Inspired, I decided last Thursday, New Year's Day, that I would give up hating Tilly. I know, I know. How could someone who cares for others' dogs hate their own dog? Perhaps I'm risking some professional integrity, but I'm being honest. And if you met Tilly, you'd understand and also pat me on the back and assure me it was amazing I'd made it six years with her. To make matters worse, she committed a very awful atrocity that will go unnamed this Fall. I won't tell you about it, but if I did, you'd wonder why I've kept her.
After realizing that I no longer needed caffeine in the morning to start my day because generally Tilly did something that made me so upset the adrenaline flowed, I decided that it had to stop. I had to change my attitude.
Has Tilly changed? Nope. She's still herself. But my attitude toward her has. I've determined to do it. But I'm not so amazing to think I can do this in my own power. I've had to commit to some serious prayer - and often - in order to stay calm and remember.

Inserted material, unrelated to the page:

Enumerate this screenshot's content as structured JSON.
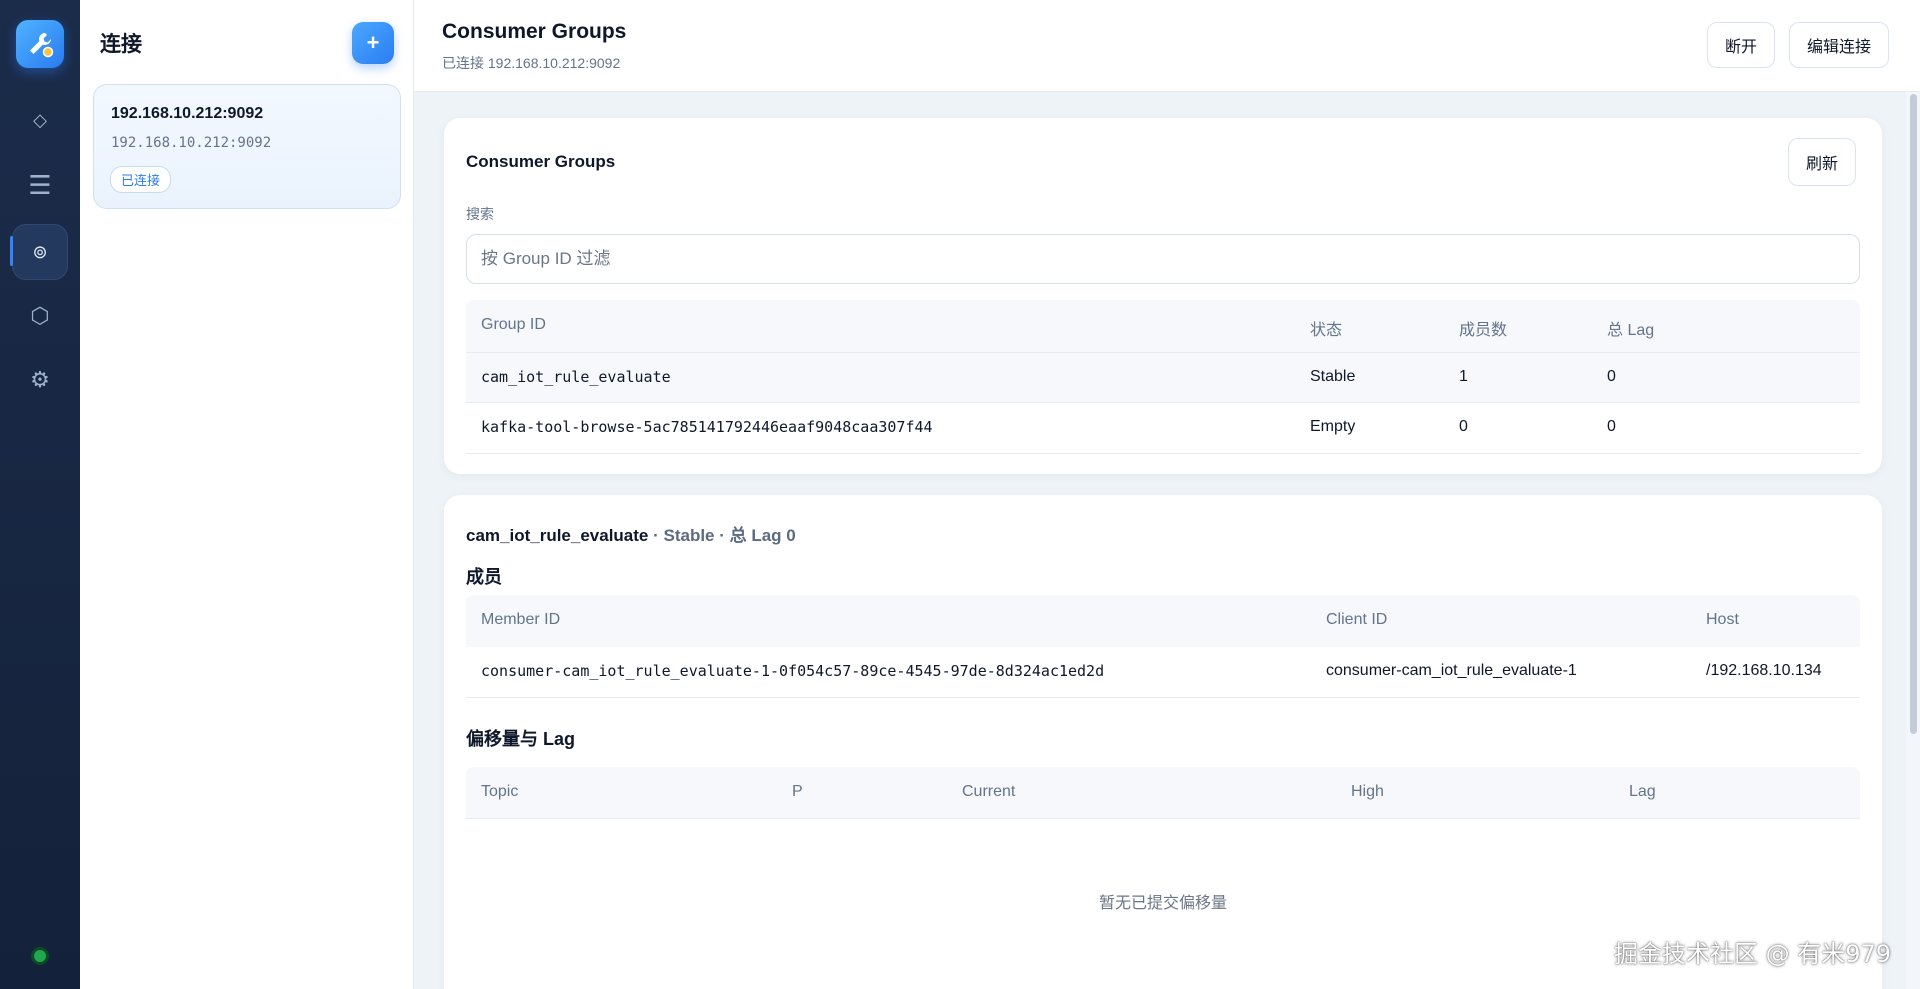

I'm glad you asked. Remember that Love bears all things. But that kind of love is generally the love of God towards us. And it's supernatural. If I have any illusions I can love the way God does, I can only ask Him for His power to flow through me.
It's true with people too. We can quit our frustration toward others, our impatience, our disappointments when people fail us. It's our choice. And we can avail ourselves to enlisting the help of the Divine.
So, I share the blog writer's admonition - go quit something.